The WWOX gene (WW Domain Containing Oxidoreductase), also known as FOR or WOX1, encodes a tumor suppressor protein with two WW domains and a short-chain dehydrogenase/reductase domain. Biallelic WWOX mutations cause autosomal recessive spinocerebellar ataxia type 12 (SCAR12). WWOX plays important roles in neuronal development, synaptic function, and response to oxidative stress.
WWOX contains two WW domains that bind proline-rich motifs in target proteins, and an SDR domain with oxidoreductase activity. WWOX interacts with p53, Apc, and transcription factors, modulating their stability. In neurons, it is involved in synaptic vesicle trafficking, neurotransmitter release, mitochondrial function, and apoptosis regulation.

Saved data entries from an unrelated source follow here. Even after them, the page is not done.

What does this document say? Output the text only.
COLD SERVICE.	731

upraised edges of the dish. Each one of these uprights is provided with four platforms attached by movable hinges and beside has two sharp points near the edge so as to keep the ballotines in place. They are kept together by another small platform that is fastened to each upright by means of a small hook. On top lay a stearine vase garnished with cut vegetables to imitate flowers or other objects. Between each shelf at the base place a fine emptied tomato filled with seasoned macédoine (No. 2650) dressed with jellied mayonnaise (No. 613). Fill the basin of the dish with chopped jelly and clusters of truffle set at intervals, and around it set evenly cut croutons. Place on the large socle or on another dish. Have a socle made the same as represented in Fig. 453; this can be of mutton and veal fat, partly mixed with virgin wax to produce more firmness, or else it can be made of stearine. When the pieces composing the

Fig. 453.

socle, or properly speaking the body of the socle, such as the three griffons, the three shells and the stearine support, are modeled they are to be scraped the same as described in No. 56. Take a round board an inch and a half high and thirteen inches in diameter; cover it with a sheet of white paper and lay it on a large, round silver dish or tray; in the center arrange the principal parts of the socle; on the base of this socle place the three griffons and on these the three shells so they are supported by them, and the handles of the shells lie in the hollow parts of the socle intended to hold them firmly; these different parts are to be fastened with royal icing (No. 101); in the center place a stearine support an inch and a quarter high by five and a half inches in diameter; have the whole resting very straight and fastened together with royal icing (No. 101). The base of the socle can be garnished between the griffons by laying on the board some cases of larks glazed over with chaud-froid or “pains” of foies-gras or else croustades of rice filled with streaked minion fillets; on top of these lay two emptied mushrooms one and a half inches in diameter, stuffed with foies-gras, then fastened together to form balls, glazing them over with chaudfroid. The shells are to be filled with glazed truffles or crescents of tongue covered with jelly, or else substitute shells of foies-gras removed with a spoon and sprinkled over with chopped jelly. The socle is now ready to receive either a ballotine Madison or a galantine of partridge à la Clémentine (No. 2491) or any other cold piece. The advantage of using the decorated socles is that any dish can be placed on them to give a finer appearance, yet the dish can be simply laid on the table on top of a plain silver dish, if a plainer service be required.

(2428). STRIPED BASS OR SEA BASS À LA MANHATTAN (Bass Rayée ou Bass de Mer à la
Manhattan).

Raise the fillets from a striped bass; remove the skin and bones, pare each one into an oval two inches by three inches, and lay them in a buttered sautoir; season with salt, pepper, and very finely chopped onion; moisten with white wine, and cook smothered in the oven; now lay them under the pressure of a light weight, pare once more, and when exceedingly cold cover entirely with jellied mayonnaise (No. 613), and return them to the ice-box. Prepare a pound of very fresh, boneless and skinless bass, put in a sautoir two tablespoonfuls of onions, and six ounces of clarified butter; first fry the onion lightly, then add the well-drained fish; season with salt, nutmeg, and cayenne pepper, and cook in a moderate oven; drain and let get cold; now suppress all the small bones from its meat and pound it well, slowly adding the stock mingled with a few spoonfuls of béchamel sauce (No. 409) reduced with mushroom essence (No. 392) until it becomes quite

Biallelic WWOX mutations cause SCAR12 (early-onset cerebellar ataxia, developmental delay, seizures). WWOX haploinsufficiency is associated with epilepsy, autism, and intellectual disability. As a tumor suppressor, WWOX loss promotes cancer progression. WWOX may interact with AD/PD-related proteins in neurodegeneration.
WWOX is widely expressed with high levels in brain (cerebellum, cortex, hippocampus). In neurons, it localizes to cytoplasm, synaptic vesicles, and mitochondria. Highest expression during development, declining in adulthood.